Elbe-Parey/Ferchland l Die Situation an den Deichen im Bereich der Gemeinde Elbe-Parey war am Wochenende vergleichsweise entspannt, was nicht heißt, dass das auch bei Verantwortlichen und Helfern so war. Die Rund-um-die-Uhr-Bereitschaft war den Leuten anzumerken.

Einige Tage Schwerpunkt - und dann doch aufgegeben - war der Notdeich um einige Grundstücke der Chausseestraße, die auf höherem Gelände zwischen den auslaufenden Hauptdeich-Abschnitten liegen, teilweise jedoch tiefer als die Deichkrone. Mit viel Aufwand war um diese Grundstücke herum am Donnerstag ein Wall aus Kies, eingepackt mit Folie, errichtet worden. Mit steigendem Wasser wurde die Situation jedoch immer kritischer. Bereits am Freitag wurde damit begonnen, den Wall innen mit Sandsäcken zu verstärken.

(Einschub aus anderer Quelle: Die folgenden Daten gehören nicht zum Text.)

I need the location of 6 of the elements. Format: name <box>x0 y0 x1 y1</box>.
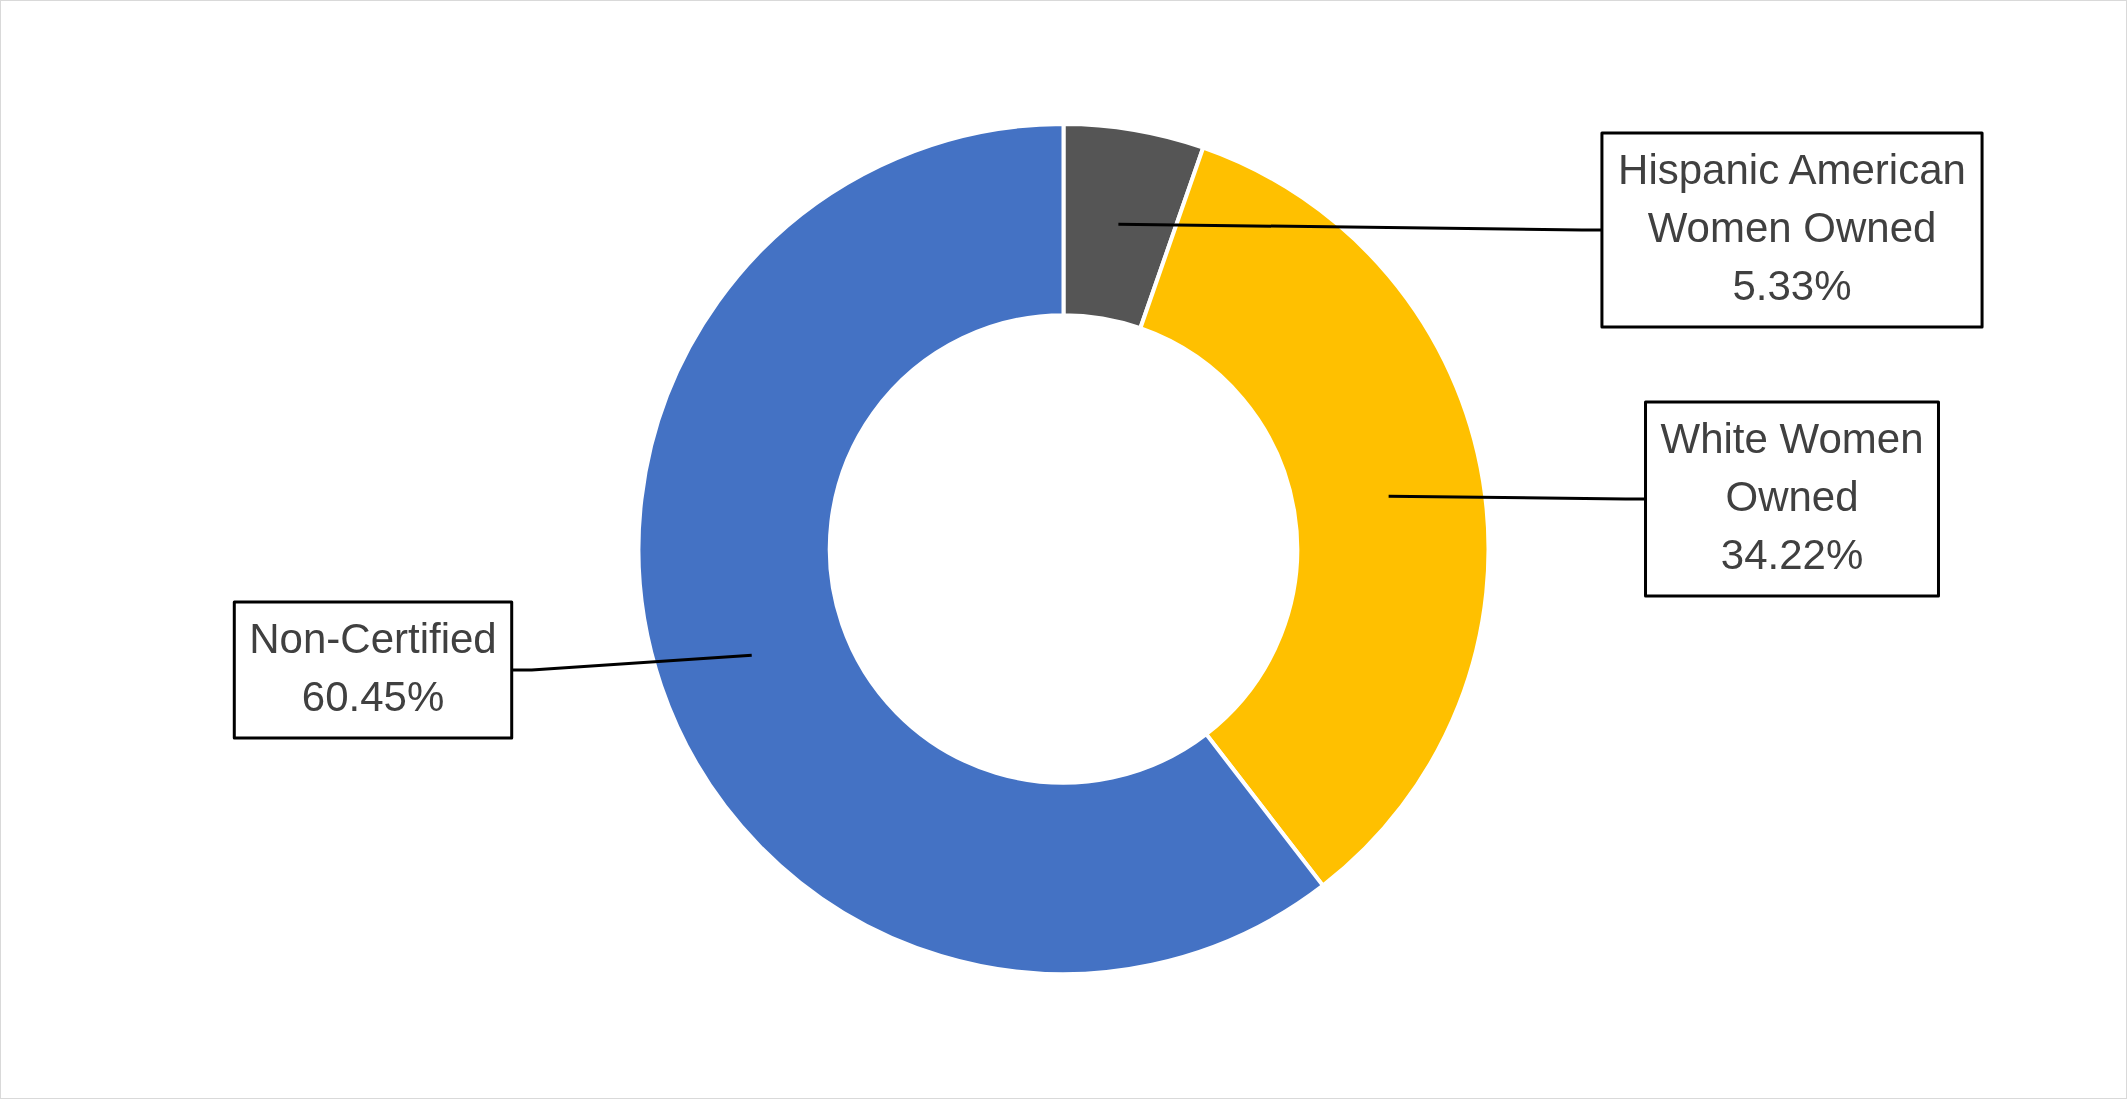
data-label: 34.22% <box>1720 530 1864 578</box>
data-label: 60.45% <box>301 672 445 720</box>
slice-label: Non-Certified <box>249 614 497 662</box>
slice-label: Hispanic American Women Owned <box>1618 145 1966 251</box>
data-label: 5.33% <box>1732 261 1852 309</box>
slice-label: White Women Owned <box>1660 414 1924 520</box>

Am Sonnabend waren mehrere Gruppen des Technischen Hilfswerks vor Ort: aus Berlin-Reinickendorf, Berlin-Spandau, Burg und Saarlouis. Die insgesamt 42 Einsatzkräfte trafen zwischen 7 und 7.30 Uhr ein. Etwas später kamen noch spontan sechs Helfer von der Bundeswehr dazu. Sie gehörten dem Aufklärungsbataillon 6 aus Eutin/Schleswig-Holstein an, das seit Mittwoch in Burg in der Clausewitz-Kaserne stationiert ist, erklärte Hauptfeldwebel Tobias D. "Wir erkunden den ganzen Bereich zwischen Hohenwarthe und Jerichow, wo Unterstützung gebraucht wird und wo Schwachstellen sind."

"Es wurde ein Level erreicht, wo man nicht mehr machen kann", beschrieb THW-Einsatzleiter Kai-Yong Mohr aus Berlin-Reinickendorf am Sonnabend gegen Mittag die Situation, kurz bevor die Helfer abrückten. "Wir haben jetzt nur noch ein Loch geflickt. Die Anwohner bekommen noch Paletten mit Sandsäcken her. Sie wollen noch weiter versuchen, den Damm zu halten."

Zu diesem Zeitpunkt schätzte Kai-Yong Mohr noch ein: "Die Sicherung gelang besser als erwartet." Er betonte aber auch, dass dieser Behelfsdeich von Anfang an nicht optimal geplant worden sei.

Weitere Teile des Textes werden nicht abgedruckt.